- Tá, mas o que você fez de bom enquanto tava viva?
- Ah eu... Estudava, trabalhava... ganhava minha grana...
- Não... tá bom. - Aí ele arruma o óculos na cara como quem já perdeu a paciência, mas não quer falar. Dá um suspiro profundo enquanto ela percebe que lentamente os pelos do braço dele se arrepiam.
- Vou tentar de novo.
- Mas como assim?
- E no social? Gostava de alguém? Tinha muitos amigos? Essas coisas...
- Ah, eu tinha uma galera né...
- Acha que algum deles lembra de você?
- Ai...
- Tá bom, tá bom. Precisa mais falar nada não.
Ele assina um papel, aponta uma porta.
- Que porta é aquela?
- Ah... É o seu paraíso pessoal.
- Como assim?
- Entra lá e olha, porra. - É. ele claramente já tinha perdido a paciência... mas não era nem com ela. Era com essa cara de ingênua, esse micro-vestido e essa maquiagem borrada, ou talvez seja porque ela não sabe dizer direito se era ou não uma pessoa boa enquanto estava por aqui... Vai lá saber.
O próximo era esquisitão, devo mencionar. Baixo, negro, com esse aspecto esquisito e esse jeito torto de andar. A pele do rosto queimada pelo sol (ou sabe-se lá o quê) contrastando com as olheiras profundas e um olhar perdido, como quem acabou de morrer e ainda não descobriu.
- Senta aí, filho.
- Oi.
- Que cara é essa? Tava fazendo o quê quando te pegaram?
- Como assim?
- Você morreu, filho. Será que te enganaram de novo?

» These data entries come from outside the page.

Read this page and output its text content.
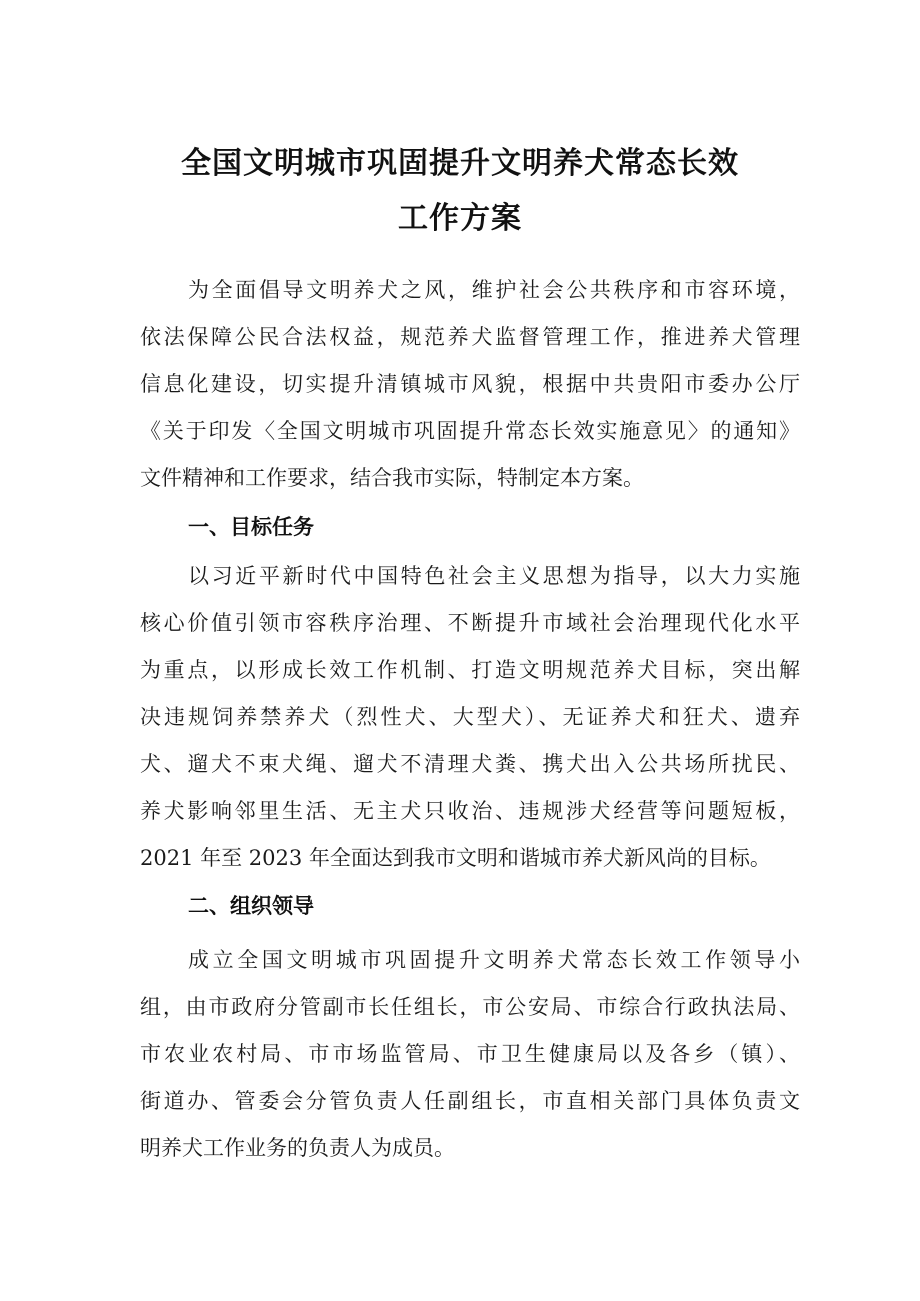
全国文明城市巩固提升文明养犬常态长效
工作方案
为全面倡导文明养犬之风，维护社会公共秩序和市容环境，
依法保障公民合法权益，规范养犬监督管理工作，推进养犬管理
信息化建设，切实提升清镇城市风貌，根据中共贵阳市委办公厅
《关于印发〈全国文明城市巩固提升常态长效实施意见〉的通知》
文件精神和工作要求，结合我市实际，特制定本方案。
一、目标任务
以习近平新时代中国特色社会主义思想为指导，以大力实施
核心价值引领市容秩序治理、不断提升市域社会治理现代化水平
为重点，以形成长效工作机制、打造文明规范养犬目标，突出解
决违规饲养禁养犬（烈性犬、大型犬）、无证养犬和狂犬、遗弃
犬、遛犬不束犬绳、遛犬不清理犬粪、携犬出入公共场所扰民、
养犬影响邻里生活、无主犬只收治、违规涉犬经营等问题短板，
2021 年至 2023 年全面达到我市文明和谐城市养犬新风尚的目标。
二、组织领导
成立全国文明城市巩固提升文明养犬常态长效工作领导小
组，由市政府分管副市长任组长，市公安局、市综合行政执法局、
市农业农村局、市市场监管局、市卫生健康局以及各乡（镇）、
街道办、管委会分管负责人任副组长，市直相关部门具体负责文
明养犬工作业务的负责人为成员。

- Morri? Caralho. - E a expressão nos olhos dele eram de verdadeira surpresa, mas um leve sorriso se abriu pouco depois daquela segunda piscada. Os olhos brilharam, e do bolso ele tirou aquela carteira com os dois últimos cigarros, o molho de chaves e uma lembrança que preferiu ignorar.

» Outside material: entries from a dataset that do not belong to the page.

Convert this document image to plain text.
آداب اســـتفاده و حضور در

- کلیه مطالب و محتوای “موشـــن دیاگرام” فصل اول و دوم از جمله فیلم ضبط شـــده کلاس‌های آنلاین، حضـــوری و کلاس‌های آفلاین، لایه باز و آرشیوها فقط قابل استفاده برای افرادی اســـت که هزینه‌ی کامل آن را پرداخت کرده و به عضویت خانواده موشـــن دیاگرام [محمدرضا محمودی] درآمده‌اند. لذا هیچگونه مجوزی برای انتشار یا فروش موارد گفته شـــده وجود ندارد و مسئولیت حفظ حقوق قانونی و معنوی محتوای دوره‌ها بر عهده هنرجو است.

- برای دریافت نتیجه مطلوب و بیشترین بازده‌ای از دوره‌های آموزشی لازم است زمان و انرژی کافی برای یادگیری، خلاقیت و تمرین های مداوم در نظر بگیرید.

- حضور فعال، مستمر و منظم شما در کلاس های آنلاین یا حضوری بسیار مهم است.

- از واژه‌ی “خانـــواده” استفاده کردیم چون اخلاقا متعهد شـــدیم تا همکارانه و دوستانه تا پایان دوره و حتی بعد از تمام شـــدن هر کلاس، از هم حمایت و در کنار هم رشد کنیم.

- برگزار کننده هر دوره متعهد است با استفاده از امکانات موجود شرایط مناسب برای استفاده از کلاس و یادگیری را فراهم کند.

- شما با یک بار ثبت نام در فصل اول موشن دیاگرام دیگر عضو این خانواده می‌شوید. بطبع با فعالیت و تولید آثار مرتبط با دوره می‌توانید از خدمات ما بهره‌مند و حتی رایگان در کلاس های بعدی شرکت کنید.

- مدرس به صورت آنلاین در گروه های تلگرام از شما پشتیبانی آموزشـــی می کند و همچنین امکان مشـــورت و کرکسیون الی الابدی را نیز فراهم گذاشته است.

- Mas como assim eu morri?
- Bem... - O cara arruma o óculos e lê ali num papel qualquer coisa escrita, não li, não faço a mínima do que seja.
- Aconteceu acho que ontem a noite, quando você achou que tava sonhando e não tava. Alguma coisa assim. Mas que bom que não doeu, né filho?
- Que bom, né? Pode fumar aqui?
- Poder não pode, mas se isso te deixar menos travado pra conversar direito comigo.
- Se pá.
- Mas que porra é essa? "se pá"? Essa geração sua não sabe mais falar.
- Talvez.
- Talvez o quê?
- Talvez... se pá... mesma coisa.
- Ahhh sim.... - Ele tosse - Mas sem soprar na minha cara.
- Beleza.
- Mas você não ia durar muito mesmo. Seus hábitos foram muito... Qual é a palavra?
- Escrotos.
- É...não... aliás. Pode. Pode ser. Você devia ter se cuidado mais, filho.
- Eu também acho.
- Não quer dizer nada? Não se arrepende de nada... Nada não? Tá conformado mesmo?
- Até que sim.
Silêncio.
E aí o cara levanta, dá uma caminhada em volta da sala. Olha fixamente pro casaco preto, pra pele negra e pros leves tremores que o rapaz vez ou outra expressava.
- E como você se divertia, filhão?
- Posso fazer uma pergunta antes?
- Pode, claro.
- Por que você tá me chamando de filhão?
- Só um jeito menos hostil de tratar pessoas como você.
- Como eu? Como assim?
-Sensíveis.
- Ah...
- Não era isso que você dizia?
- As vezes.
- Entendo... E as pessoas?
- Que pessoas?
- As pessoas que você conhecia. As melhores, digamos assim. Eram muitas?
- Algumas...
-Gostava de muitas pessoas?
- Algumas.
- Conhecia essa que acabou de entrar ali?
- Não.
- Bom... Bom demais.
- Por que?
- Pra saber.
- Posso fazer duas perguntas?
- Pode, claro. E não precisa me perguntar, só faz.
- Quem é você, e por que você está me fazendo essas perguntas?
- Eu sou você, amanhã.
- Mas eu morri.
- Quase.
- Hm... Tô vivo ainda?
- Quase... E deu, já.
- O quê?
E aí o cara fecha o caderno, olha bem nos olhos do rapaz. Dá um sorriso de leve, puxa aquele mesmo cigarro do bolso e diz:
- Felizmente você tem duas portas. Aquela ali, ou aquela ali.
- Mas como assim?
- Escolhe uma e entra.
- Massa.
E aí repentinamente você acorda no outro dia, 09:41am, chuva de sempre, silêncio de sempre.